The Madrepora are better known than their congeners. They are sometimes, but erroneously, designated corals, since the coral forms no part of this group.
The Madrepores are remarkable for the calcareous crust which always surrounds their tissue, and determines the formation of their polypidom. They are in other respects easily recognized by the star-like structure of their polypidom, in which may always be distinguished a visceral chamber, the circumference of which is furnished with perpendicular laminæ or partitions, which are always directed towards the axis of the body. When sufficiently developed they constitute, by their assemblage, a star-like body formed of a great number of rays. The polypidom is always calcareous. The consolidation of the envelope of each polyp produces at first a kind of sheath, to which Milne Edwards has given the name of the wall. The partitions which proceed from the interior towards the axis of the visceral chamber occupy the subtentacular cells; the terminal and open portion designated the calyx is in organic continuity with the polyp, which has retired thither more or less completely as into a cell.

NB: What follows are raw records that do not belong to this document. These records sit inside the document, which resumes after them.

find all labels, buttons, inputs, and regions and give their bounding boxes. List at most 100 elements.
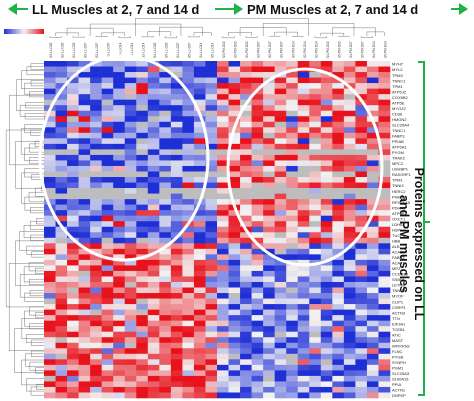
- heatmap-cell: [320, 320, 333, 327]
- heatmap-cell: [44, 143, 56, 150]
- heatmap-cell: [228, 99, 241, 106]
- heatmap-cell: [366, 353, 379, 360]
- heatmap-cell: [274, 337, 287, 344]
- heatmap-cell: [263, 370, 275, 377]
- heatmap-cell: [147, 259, 160, 266]
- row-label: WFIKKN2: [392, 343, 411, 348]
- row-label: RPS6KA5: [392, 200, 411, 205]
- heatmap-cell: [136, 66, 149, 73]
- heatmap-cell: [228, 226, 241, 233]
- heatmap-cell: [170, 154, 183, 161]
- row-label: TNNC3: [392, 288, 406, 293]
- heatmap-cell: [228, 177, 241, 183]
- heatmap-cell: [332, 243, 345, 250]
- column-label: S1-LL-D14: [141, 42, 145, 58]
- heatmap-cell: [263, 326, 275, 332]
- heatmap-cell: [78, 88, 91, 95]
- heatmap-cell: [332, 370, 345, 377]
- heatmap-cell: [182, 105, 195, 112]
- heatmap-cell: [170, 83, 183, 89]
- heatmap-cell: [67, 392, 79, 399]
- heatmap-cell: [55, 188, 68, 194]
- heatmap-cell: [343, 370, 356, 377]
- heatmap-cell: [366, 154, 379, 161]
- heatmap-cell: [228, 320, 241, 327]
- heatmap-cell: [240, 276, 252, 283]
- heatmap-cell: [124, 110, 137, 117]
- heatmap-cell: [159, 259, 172, 266]
- row-label: MAST: [392, 338, 404, 343]
- heatmap-cell: [240, 364, 252, 371]
- heatmap-cell: [101, 193, 114, 200]
- heatmap-cell: [193, 193, 206, 200]
- heatmap-cell: [217, 381, 229, 388]
- row-label: EIF3A1: [392, 321, 406, 326]
- heatmap-cell: [193, 237, 206, 244]
- heatmap-cell: [101, 265, 114, 272]
- column-label: S1-PM-D07: [280, 41, 284, 58]
- heatmap-cell: [217, 315, 229, 321]
- heatmap-cell: [251, 199, 264, 205]
- heatmap-cell: [297, 99, 310, 106]
- protein-side-label: Proteins expressed on LL and PM muscles: [394, 134, 426, 354]
- row-label: MYOZ2: [392, 106, 407, 111]
- heatmap-cell: [113, 232, 126, 239]
- heatmap-cell: [378, 348, 391, 355]
- heatmap-cell: [67, 309, 79, 316]
- heatmap-cell: [78, 188, 91, 194]
- heatmap-cell: [67, 370, 79, 377]
- heatmap-cell: [182, 381, 195, 388]
- heatmap-cell: [182, 154, 195, 161]
- heatmap-cell: [67, 88, 79, 95]
- heatmap-cell: [44, 72, 56, 78]
- heatmap-cell: [343, 259, 356, 266]
- heatmap-cell: [124, 320, 137, 327]
- heatmap-cell: [101, 293, 114, 299]
- heatmap-cell: [251, 138, 264, 145]
- heatmap-cell: [136, 182, 149, 189]
- heatmap-cell: [378, 392, 391, 399]
- heatmap-cell: [136, 287, 149, 294]
- heatmap-cell: [240, 281, 252, 288]
- heatmap-cell: [136, 188, 149, 194]
- heatmap-cell: [228, 259, 241, 266]
- heatmap-cell: [182, 348, 195, 355]
- heatmap-cell: [67, 154, 79, 161]
- heatmap-cell: [378, 315, 391, 321]
- heatmap-cell: [67, 210, 79, 216]
- heatmap-cell: [124, 132, 137, 139]
- heatmap-cell: [90, 182, 102, 189]
- heatmap-cell: [263, 143, 275, 150]
- heatmap-cell: [366, 127, 379, 134]
- heatmap-cell: [205, 248, 218, 255]
- heatmap-cell: [170, 127, 183, 134]
- column-label: S2-PM-D07: [268, 41, 272, 58]
- heatmap-cell: [159, 375, 172, 382]
- heatmap-cell: [90, 204, 102, 211]
- row-label: TPM1: [392, 84, 403, 89]
- heatmap-cell: [366, 331, 379, 338]
- heatmap-cell: [263, 386, 275, 393]
- heatmap-cell: [263, 359, 275, 366]
- heatmap-cell: [355, 353, 368, 360]
- heatmap-cell: [101, 276, 114, 283]
- heatmap-cell: [378, 149, 391, 156]
- heatmap-cell: [78, 116, 91, 123]
- heatmap-cell: [90, 188, 102, 194]
- heatmap-cell: [159, 210, 172, 216]
- heatmap-cell: [136, 94, 149, 100]
- heatmap-cell: [205, 72, 218, 78]
- heatmap-cell: [263, 254, 275, 261]
- heatmap-cell: [263, 221, 275, 228]
- heatmap-cell: [101, 94, 114, 100]
- heatmap-cell: [44, 370, 56, 377]
- heatmap-cell: [355, 182, 368, 189]
- heatmap-cell: [286, 364, 299, 371]
- heatmap-cell: [343, 353, 356, 360]
- heatmap-cell: [205, 160, 218, 167]
- heatmap-cell: [332, 359, 345, 366]
- heatmap-cell: [205, 243, 218, 250]
- heatmap-cell: [240, 254, 252, 261]
- heatmap-cell: [320, 259, 333, 266]
- heatmap-cell: [263, 171, 275, 178]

Milne Edwards remarks that the polypidom of the Madrepora present in their structure five principal modifications, due in part to the fundamental number of which the chambered cells are the multiple, and in part to the mode of division in the visceral chamber, and finally to the manner in which its tissue is constituted. M. Edwards avails himself of this peculiarity of structure in order to divide the Madrepores into fixed sections; namely, Madrépores apores, Madrépores perforés, Madrépores tabulés, Madrépores tuberleux, and Madrépores rugueux. In the group of Aporous Madrepores, the polypidom is perhaps the most highly organized. We find there a well-developed and very perfect wall, and a well-developed visceral apparatus. The calyx is neatly starred; the number of rays in the earlier stages being six, which soon afterwards reach from twelve to twenty-four. The cells between the chambers are sometimes open in all their depth, sometimes more or less shut up by transverse plates; these, being independent of each other, are never reunited in the breadth of the visceral cavity, so that they constitute discoid plates such as we find in tabular and rugose Madrepores.